Justo en ese momento lo vi. En un principio pensé que era un montón de basura, pero al pasar a su lado me di cuenta de que ese montón de basura y yo habíamos sido casi amigos. Nacho estaba irreconocible. La caída desde diecisiete plantas lo había aplastado. Por alguna razón su rostro seguía intacto. Quedé horrorizado. Me tuve que apartar. Vomité y me desplomé en el suelo aturdido. Le observaba aterrorizado. Me quedé petrificado ante esos ojos abiertos que ya no miraban a ninguna parte. Su boca mostraba una sonrisa, una burla al destino, un atisbo de la felicidad que creía que conseguiría, o puede que simplemente fuese alivio. Me odié a mí mismo por no haberlo visto venir. Viendo ahora sus tripas mezclarse con los desperdicios del suelo parecía lo más evidente. Todo cuadraba. Ahora las ratas se darían un festín con lo que quedaba de él. Sacudí con fuerza la cabeza para intentar quitar esa imagen de mi cabeza.
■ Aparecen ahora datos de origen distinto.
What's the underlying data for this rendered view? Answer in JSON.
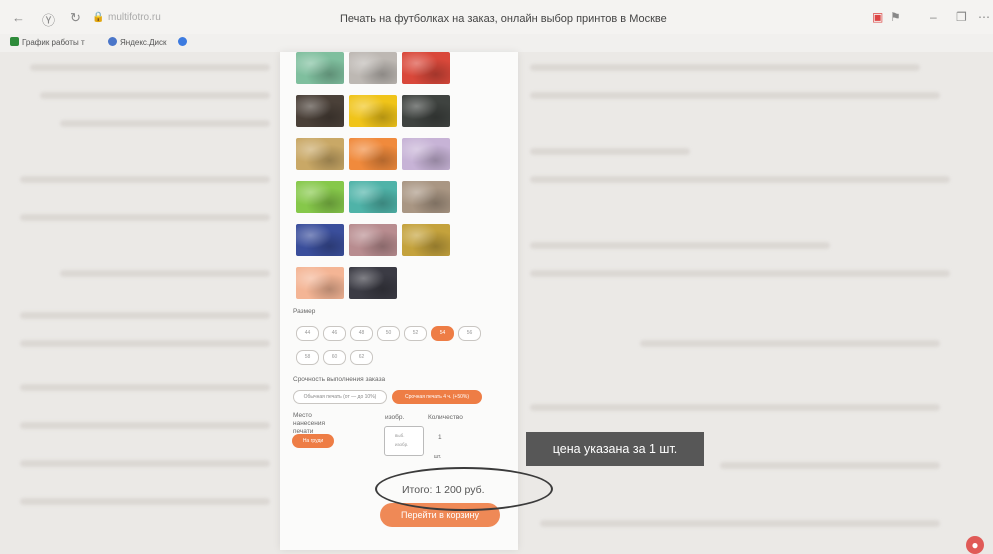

Sabía que no podía quedarme ahí. Si alguien me veía en el suelo junto a un cadáver tendría muchos problemas. Empecé a llorar y me eché a correr. Corrí hasta que me empezaron a arder los pulmones. Cuando ya no pude más paré y entré en la primer boca de metro encontré. Ese sería el último viaje que haría a los bajos fondos del viejo mundo. Las náuseas aún tardarían algunos días en desaparecer del todo. Nacho caería en el olvido. Nadie repararía en él. Cuando pasase el camión de la basura recogería con una pala lo que las ratas dejaron y punto. Ni una pregunta. Ni un solo pensamiento. Olvidado por todos y para siempre.

Nacho y yo fuimos casi amigos y creí que debía contar la historia de sus últimos minutos. La historia del día que encontró la forma de volver definitivamente a su casa, allá donde estuviese. Su historia era la historia de muchos millones de personas alrededor del mundo. Y nadie repararía nunca en ninguno de ellos. Su sino sería el olvido. Para todos ellos.